On Mon, Jun 19, 2023, Kai Huang wrote:
> On Fri, 2023-06-16 at 15:05 -0700, Sean Christopherson wrote:
> > But I think this is unrelated to what you really care about, e.g. a userspace that
> > tightly controls its virtual memory could hardcode enclave placement (IIRC graphene
> > did/does do that).  I.e. the alignment issue is a completely different discussion.
> > 
> > [*] https://lore.kernel.org/all/20190522153836.GA24833@xxxxxxxxxxxxxxx
> 
> Right.  For the sake of making progress of this Haitao's series, we want to
> understand where did "SGX driver requires mmap(/dev/sgx_enclave) to use
> MAP_ANONYMOUS semantics" come from.
> 
> But for this topic (how to reserve ELRANGE).  I am not sure the reason that we
> prefer mmap(MAP_ANONYMOUS) still stands.  For instance, the discussion in your
> above link was old implementation/assumption -- e.g., MAP_FIXED wasn't even
> used/supported for mmap()ing enclave chunks.
> 
> So I am wondering now whether we suggest user to use mmap(MAP_ANONYMOUS) to get
> a size-aligned address still stands?  The current SGX driver's
> get_unmapped_area:
> 
> static unsigned long sgx_get_unmapped_area(struct file *file,                  
>                                            unsigned long addr,
>                                            unsigned long len,                  
>                                            unsigned long pgoff,                
>                                            unsigned long flags)                
> {       
>         if ((flags & MAP_TYPE) == MAP_PRIVATE)                                 
>                 return -EINVAL;
>         
>         if (flags & MAP_FIXED)
>                 return addr;
>                         
>         return current->mm->get_unmapped_area(file, addr, len, pgoff, flags);  
> }               
>  
> 
> As you can see if we don't pass MAP_FIXED, which is the case for mmap() to
> reserve ELRANGE, looks there's no difference between mmap(MAP_ANONYMOUS) and
> mmap(/dev/sgx_enclave)?

In practice, there's *probably* no significant difference.  Using an anonymous
mapping is advantageous because there's no additional overhead, e.g. for locking
the file, it can be done in advance of actually opening /dev/sgx_enclave, helps
document (in userspace) that the code isn't actually creating an enclave, just
finding a naturally aligned area in virtual memory (which isn't SGX specific), etc.

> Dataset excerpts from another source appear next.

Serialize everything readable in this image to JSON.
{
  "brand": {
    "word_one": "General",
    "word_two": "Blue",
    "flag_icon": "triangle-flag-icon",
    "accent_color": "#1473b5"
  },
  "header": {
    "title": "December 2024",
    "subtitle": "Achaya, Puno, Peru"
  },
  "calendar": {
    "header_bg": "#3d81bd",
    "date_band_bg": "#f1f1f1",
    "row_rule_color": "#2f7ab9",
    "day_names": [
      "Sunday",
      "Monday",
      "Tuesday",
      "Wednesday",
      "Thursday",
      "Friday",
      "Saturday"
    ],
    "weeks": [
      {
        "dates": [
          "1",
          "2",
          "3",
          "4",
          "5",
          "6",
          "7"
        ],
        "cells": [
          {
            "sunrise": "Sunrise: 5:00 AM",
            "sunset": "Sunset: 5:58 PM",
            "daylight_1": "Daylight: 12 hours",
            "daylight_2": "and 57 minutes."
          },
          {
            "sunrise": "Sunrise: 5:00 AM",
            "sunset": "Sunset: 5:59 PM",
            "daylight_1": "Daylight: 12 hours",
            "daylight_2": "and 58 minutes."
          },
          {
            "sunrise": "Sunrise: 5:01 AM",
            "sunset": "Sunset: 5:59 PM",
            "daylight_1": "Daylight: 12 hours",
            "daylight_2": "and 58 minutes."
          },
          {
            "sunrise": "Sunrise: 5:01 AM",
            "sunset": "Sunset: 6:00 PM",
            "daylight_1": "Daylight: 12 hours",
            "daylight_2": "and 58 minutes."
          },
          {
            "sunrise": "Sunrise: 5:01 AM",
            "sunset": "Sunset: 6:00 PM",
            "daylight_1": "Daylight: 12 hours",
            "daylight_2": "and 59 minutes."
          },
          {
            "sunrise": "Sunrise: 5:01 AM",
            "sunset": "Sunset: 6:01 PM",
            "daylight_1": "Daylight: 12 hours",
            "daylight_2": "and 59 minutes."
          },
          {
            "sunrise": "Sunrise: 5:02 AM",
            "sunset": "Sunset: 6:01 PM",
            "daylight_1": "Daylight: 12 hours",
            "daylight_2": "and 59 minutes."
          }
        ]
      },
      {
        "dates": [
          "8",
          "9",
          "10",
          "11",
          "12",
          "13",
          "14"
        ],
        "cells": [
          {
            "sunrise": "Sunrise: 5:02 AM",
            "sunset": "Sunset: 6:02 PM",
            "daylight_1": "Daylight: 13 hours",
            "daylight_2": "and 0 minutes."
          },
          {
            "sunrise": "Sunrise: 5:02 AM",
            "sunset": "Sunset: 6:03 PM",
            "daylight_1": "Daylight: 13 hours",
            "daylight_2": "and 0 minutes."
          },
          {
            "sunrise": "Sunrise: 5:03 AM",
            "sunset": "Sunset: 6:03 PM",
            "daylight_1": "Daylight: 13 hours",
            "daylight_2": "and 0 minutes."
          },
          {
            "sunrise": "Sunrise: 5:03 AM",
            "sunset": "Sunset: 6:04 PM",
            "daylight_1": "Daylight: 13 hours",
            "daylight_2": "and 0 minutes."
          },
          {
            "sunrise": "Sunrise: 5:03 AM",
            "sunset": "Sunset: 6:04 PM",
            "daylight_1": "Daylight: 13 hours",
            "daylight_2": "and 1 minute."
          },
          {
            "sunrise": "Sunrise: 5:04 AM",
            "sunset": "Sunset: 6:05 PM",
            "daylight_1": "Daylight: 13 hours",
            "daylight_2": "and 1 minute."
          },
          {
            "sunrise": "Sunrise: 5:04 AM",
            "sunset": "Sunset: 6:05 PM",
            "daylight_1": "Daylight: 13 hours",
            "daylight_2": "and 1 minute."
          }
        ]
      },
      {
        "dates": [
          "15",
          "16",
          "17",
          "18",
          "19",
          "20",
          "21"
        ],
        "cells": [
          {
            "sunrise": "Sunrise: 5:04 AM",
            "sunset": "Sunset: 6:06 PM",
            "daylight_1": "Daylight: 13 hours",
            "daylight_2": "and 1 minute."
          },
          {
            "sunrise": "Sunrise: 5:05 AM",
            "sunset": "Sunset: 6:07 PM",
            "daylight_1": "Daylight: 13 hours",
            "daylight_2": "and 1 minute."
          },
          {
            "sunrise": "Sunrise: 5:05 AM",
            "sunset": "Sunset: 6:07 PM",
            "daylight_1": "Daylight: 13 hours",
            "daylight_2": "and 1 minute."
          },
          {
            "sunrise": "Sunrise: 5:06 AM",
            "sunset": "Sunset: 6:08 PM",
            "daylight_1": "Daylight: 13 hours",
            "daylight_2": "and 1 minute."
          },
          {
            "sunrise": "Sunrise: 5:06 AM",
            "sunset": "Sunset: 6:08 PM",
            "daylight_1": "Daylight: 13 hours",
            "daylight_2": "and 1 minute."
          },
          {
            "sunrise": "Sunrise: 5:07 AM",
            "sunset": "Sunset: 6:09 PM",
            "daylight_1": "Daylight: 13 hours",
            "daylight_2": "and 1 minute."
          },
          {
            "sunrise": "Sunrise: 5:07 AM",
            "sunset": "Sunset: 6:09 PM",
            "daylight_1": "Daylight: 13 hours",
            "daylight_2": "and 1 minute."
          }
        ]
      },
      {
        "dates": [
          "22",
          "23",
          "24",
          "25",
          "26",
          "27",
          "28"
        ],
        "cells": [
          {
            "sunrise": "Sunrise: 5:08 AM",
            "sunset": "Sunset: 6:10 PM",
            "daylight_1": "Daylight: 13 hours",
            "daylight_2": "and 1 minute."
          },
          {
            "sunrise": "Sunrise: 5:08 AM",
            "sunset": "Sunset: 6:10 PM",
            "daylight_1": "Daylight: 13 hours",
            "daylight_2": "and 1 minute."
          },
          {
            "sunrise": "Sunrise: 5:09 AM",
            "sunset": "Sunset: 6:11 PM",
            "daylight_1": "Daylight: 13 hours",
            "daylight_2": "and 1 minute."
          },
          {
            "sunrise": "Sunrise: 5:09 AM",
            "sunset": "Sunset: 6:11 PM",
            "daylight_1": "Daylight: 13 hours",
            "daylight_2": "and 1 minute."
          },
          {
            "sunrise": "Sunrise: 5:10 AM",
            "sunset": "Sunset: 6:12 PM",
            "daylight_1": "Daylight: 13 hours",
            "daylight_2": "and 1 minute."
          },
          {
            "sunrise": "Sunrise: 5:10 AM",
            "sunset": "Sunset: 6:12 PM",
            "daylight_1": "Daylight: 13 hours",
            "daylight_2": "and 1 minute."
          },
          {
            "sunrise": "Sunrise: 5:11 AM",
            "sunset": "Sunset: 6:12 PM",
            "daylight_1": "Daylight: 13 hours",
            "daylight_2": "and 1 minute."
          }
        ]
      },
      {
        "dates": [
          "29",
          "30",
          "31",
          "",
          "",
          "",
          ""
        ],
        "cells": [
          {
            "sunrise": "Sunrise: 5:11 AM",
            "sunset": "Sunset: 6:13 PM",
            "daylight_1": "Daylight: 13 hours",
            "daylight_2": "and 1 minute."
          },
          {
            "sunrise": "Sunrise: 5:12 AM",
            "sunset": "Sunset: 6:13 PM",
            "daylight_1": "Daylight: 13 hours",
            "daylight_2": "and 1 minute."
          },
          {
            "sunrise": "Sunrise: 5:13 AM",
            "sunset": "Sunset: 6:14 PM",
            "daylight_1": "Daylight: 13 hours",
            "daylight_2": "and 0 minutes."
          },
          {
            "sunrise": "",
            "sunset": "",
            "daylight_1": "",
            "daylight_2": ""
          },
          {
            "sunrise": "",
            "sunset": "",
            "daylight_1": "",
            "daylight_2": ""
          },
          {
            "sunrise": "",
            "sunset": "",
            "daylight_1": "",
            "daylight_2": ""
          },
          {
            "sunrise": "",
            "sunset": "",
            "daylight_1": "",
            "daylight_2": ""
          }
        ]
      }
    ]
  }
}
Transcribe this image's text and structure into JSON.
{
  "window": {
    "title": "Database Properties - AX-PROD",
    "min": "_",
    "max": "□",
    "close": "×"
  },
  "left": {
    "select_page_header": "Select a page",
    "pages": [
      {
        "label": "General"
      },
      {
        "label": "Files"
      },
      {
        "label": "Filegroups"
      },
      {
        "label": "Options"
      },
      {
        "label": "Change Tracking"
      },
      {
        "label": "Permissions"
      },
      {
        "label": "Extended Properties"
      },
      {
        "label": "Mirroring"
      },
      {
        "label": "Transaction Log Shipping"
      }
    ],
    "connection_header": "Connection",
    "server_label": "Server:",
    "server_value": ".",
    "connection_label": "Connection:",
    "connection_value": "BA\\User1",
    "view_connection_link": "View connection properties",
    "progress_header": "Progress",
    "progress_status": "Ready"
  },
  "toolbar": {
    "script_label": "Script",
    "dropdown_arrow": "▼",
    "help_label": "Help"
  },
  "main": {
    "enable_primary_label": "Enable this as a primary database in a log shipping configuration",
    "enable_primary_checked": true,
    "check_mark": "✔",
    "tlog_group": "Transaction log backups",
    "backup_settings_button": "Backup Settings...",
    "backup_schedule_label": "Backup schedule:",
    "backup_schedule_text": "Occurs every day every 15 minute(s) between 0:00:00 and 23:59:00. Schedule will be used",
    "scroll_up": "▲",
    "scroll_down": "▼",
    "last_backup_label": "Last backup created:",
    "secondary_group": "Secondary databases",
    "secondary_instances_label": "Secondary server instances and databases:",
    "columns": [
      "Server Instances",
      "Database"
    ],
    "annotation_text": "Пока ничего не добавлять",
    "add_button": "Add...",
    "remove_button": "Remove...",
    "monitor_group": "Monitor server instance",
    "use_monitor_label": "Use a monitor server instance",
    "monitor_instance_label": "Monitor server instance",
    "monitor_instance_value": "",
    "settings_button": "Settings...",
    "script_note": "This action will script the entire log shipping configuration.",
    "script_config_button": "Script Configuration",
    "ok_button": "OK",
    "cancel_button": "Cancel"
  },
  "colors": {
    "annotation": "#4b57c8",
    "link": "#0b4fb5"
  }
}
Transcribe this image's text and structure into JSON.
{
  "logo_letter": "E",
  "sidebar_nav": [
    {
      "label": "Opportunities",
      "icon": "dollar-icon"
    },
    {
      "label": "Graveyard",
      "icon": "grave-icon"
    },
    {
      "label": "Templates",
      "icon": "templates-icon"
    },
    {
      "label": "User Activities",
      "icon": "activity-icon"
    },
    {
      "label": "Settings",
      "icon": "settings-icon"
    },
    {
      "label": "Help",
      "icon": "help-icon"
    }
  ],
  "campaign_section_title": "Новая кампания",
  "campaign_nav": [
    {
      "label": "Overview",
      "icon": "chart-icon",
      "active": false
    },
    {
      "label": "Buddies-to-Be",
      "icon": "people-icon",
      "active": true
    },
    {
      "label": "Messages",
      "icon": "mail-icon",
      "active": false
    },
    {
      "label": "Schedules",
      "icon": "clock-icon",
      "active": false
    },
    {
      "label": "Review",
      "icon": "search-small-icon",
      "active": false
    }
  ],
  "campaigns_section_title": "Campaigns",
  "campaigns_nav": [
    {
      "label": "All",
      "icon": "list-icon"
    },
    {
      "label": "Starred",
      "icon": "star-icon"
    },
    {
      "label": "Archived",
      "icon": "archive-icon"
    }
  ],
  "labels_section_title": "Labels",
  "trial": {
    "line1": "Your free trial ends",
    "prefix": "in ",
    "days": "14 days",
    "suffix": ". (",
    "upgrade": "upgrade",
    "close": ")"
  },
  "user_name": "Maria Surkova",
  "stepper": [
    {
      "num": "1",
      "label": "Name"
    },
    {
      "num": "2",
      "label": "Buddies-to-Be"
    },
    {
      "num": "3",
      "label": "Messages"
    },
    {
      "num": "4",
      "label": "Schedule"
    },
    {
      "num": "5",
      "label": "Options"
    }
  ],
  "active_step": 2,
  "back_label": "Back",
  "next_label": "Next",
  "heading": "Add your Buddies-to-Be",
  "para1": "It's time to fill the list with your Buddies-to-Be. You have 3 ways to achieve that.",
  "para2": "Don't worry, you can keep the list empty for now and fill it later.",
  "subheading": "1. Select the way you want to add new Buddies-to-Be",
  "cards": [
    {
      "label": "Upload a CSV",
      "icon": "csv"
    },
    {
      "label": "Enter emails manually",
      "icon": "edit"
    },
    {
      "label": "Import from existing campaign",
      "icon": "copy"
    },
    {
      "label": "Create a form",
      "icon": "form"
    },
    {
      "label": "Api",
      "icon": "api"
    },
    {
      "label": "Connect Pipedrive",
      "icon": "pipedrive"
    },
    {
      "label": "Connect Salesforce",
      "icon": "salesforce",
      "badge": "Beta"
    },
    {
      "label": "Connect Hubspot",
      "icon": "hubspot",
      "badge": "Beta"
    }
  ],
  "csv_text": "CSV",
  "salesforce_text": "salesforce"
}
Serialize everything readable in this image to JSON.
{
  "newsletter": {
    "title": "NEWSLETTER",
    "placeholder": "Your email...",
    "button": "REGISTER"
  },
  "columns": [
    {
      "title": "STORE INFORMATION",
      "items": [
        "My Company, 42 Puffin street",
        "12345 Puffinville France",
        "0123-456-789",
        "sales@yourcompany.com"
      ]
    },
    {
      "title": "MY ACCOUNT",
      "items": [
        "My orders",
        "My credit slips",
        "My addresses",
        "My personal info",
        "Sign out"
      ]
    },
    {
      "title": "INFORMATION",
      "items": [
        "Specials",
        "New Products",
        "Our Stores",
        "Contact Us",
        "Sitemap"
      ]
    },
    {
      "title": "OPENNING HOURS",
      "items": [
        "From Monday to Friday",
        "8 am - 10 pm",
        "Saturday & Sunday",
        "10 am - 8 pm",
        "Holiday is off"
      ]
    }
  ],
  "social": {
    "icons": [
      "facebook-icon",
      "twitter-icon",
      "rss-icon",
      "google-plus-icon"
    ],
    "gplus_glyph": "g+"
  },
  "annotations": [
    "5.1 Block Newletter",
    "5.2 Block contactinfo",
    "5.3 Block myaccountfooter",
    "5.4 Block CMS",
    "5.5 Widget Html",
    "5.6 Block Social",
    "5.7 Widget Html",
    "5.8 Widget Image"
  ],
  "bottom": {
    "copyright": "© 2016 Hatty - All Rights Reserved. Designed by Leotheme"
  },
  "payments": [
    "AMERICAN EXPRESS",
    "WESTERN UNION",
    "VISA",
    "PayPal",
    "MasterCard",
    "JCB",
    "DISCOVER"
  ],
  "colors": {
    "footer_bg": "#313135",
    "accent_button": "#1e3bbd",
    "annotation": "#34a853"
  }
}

There are definitely differences, e.g. an LSM could restrict access to
/dev/sgx_enclave.  That particular one is obviously a "don't care", but it's quite
difficult to say that mmap(/dev/sgx_enclave) and mmap(NULL) are equivalent due to
the amount of code that's involved in handling mmap().

> > > Also, if I am not missing something, the current driver doesn't prevent using
> > > mmap(/dev/sgx_enclave, PROT_NONE) to reserve ELANGE.  So having clear
> > > documentation is helpful for SGX users to choose how to write their apps.
> > > 
> > > Go back to the "SGX driver uses MAP_ANONYMOUS semantics for mmap()", I believe
> > > this just is "SGX driver requires mmap() after ECREATE/EINIT to use MAP_SHARED |
> > > MAP_FIXED and pgoff is ignored".  Or more precisely, pgoff is "not _used_ by SGX
> > > driver".
> > > 
> > > In fact, I think "pgoff is ignored/not used" is technically wrong for enclave.
> > 
> > Yeah, it's wrong.  It works because, until now apparently, there was never a reason
> > a need to care about the file offset since ELRANGE base always provided the necessary
> > information.  It wasn't a deliberate design choice, we simply overlooked that detail
> > (unless Jarkko was holding back on me all those years ago :-) ).
> 
> Yeah.  But I am not sure whether there are corner cases that we can have
> potential bug around here, since those VMA's are not aligned between the core-mm
> and the driver.
> 
> I haven't thought carefully though.  I guess from core-mm's perspective there
> are multi-VMAs mapping to the same/overlapping part of the enclave, while the
> SGX driver treats them as mapping to different non-overlapping parts.  Perhaps
> it's OK as long as SGX driver doesn't use vma->pgoff to do something???

Ya, exactly.

> > > IMHO we should stop saying SGX driver uses MAP_ANONYMOUS semantics, because the
> > > truth is it just takes advantage of MAP_FIXED and carelessly ignores the pgoff
> > > due to the nature of SGX w/o considering from core-MM's perspective.
> > >   
> > > And IMHO there are two ways to fix:
> > > 
> > > 1) From now on, we ask SGX apps to use the correct pgoff in their
> > > mmap(/dev/sgx_enclave).  This shouldn't impact the existing SGX apps because SGX
> > > driver doesn't use vma->pgoff anyway.
> > 
> > Heh, just "asking" won't help.  And breaking userspace, i.e. requiring all apps
> > to update, will just get you yelled at :-)
> 
> We can document properly and assume the new apps will follow.  As I mentioned
> above, the old apps, which doesn't/shouldn't have been using fadvice() anyway,
> doesn't need to be changed, i.e.,  they should continue to work. :)
> 
> No?

You can't build an ABI on assumptions.  E.g. even if userspace *intends* to behave,
it wouldn't take much to compute the wrong offset (math is hard).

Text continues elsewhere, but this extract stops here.